Es bereitete ihm Freude die Waffe zu laden, sie fühlte sich grandios an, als hätte sie einen eigenen Charakter, das Gewicht von ihr lag wie eingearbeitet in seiner Hand, er hatte ein Ziel vor Augen und er würde es schon sehr bald erreicht haben.
Er steckte die letzte Patrone hinein, schlug die Trommel zu, spannte den Abzug und richtete den Lauf zitternd an seine Schläfe.

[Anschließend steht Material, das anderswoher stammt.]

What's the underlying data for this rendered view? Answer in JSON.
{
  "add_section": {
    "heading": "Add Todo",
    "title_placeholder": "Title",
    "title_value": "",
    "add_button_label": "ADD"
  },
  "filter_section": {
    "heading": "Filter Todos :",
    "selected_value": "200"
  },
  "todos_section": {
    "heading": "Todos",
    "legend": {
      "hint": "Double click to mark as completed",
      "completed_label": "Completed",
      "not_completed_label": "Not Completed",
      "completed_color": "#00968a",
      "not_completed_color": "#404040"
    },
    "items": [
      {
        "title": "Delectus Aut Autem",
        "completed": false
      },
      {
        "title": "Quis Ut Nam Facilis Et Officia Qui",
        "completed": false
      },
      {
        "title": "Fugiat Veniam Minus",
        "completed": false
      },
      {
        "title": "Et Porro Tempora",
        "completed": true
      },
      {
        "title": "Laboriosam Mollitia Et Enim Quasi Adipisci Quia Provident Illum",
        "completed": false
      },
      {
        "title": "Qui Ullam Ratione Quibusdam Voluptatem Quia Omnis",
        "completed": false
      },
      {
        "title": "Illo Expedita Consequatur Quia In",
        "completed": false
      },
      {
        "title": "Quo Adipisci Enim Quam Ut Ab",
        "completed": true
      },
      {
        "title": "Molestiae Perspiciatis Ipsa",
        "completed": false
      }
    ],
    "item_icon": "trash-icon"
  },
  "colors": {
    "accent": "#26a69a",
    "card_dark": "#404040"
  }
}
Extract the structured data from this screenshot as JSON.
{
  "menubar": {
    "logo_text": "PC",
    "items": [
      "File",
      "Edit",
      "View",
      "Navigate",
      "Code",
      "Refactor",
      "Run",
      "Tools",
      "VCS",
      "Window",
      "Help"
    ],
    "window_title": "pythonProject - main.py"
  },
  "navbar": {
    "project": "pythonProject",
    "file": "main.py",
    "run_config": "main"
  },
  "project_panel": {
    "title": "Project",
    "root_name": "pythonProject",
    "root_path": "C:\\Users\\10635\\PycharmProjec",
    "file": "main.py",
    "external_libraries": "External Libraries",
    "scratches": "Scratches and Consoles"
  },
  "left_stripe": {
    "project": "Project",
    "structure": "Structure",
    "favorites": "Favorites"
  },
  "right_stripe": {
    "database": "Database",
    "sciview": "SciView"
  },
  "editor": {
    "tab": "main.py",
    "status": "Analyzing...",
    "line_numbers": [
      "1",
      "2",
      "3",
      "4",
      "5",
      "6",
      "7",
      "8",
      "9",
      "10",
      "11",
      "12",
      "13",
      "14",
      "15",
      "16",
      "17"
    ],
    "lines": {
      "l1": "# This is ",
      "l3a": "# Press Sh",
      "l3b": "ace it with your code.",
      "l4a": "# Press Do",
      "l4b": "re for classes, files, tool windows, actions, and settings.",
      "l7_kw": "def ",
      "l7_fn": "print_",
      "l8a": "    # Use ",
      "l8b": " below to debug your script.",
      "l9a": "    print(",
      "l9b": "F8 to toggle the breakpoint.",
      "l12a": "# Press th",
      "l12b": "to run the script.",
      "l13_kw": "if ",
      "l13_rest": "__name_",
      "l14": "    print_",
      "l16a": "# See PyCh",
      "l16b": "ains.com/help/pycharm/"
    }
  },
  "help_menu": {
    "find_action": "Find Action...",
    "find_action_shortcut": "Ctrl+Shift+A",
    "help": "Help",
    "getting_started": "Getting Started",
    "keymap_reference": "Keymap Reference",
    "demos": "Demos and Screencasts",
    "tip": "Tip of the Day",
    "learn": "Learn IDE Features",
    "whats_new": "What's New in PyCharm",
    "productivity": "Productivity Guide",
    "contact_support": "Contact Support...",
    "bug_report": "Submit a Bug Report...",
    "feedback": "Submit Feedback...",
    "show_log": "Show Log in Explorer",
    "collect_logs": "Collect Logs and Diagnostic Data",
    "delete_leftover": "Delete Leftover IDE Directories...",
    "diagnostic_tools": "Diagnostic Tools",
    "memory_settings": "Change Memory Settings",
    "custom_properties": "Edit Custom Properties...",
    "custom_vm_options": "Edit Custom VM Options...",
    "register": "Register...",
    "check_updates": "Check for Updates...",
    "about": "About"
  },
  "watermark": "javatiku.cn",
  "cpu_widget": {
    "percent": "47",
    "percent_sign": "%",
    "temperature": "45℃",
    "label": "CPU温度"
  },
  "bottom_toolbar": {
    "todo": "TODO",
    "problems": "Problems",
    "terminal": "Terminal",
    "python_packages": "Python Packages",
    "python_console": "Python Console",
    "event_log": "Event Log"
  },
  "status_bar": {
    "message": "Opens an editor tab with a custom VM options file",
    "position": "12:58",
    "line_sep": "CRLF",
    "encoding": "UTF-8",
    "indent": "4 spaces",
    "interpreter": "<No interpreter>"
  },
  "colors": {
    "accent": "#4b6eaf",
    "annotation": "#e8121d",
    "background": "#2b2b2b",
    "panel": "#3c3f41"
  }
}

Tu es, na los! Tränen liefen sein Gesicht hinunter, er hatte Angst, wahnsinnige Angst. Er schloss die Augen und ließ sein Leben Revue passieren. Alles zog an ihm vorbei, seine ältesten Kindheitserinnerungen, der erste Kuss, die erste Liebe, sein erstes Auto und seine geliebte, die er auf tragische Weise durch einen Autounfall verlor, den er verschuldet hat, bis zu diesem Tag, wo er hier saß, die geladene Waffe an seinen Kopf gerichtet und fest entschlossen es endlich zu tun. Doch irgendetwas hinderte ihn, eine geistige Handbremse verhinderte, dass sein Zeigefinger die letzten Millimeter des Abzugs zurück drückten, er dachte gerade daran es noch einmal auf zu schieben, es zu überdenken, ob Emmy es so gewollt hätte, doch plötzlich klingelte das Telefon, dicht gefolgt vom ohrenbetäubendem Knall eines Schusses, der Howard´s Hirn über den Küchentisch und den Fußboden verteilte und sein Leben schlagartig beendete. Er war schon immer schreckhaft gewesen.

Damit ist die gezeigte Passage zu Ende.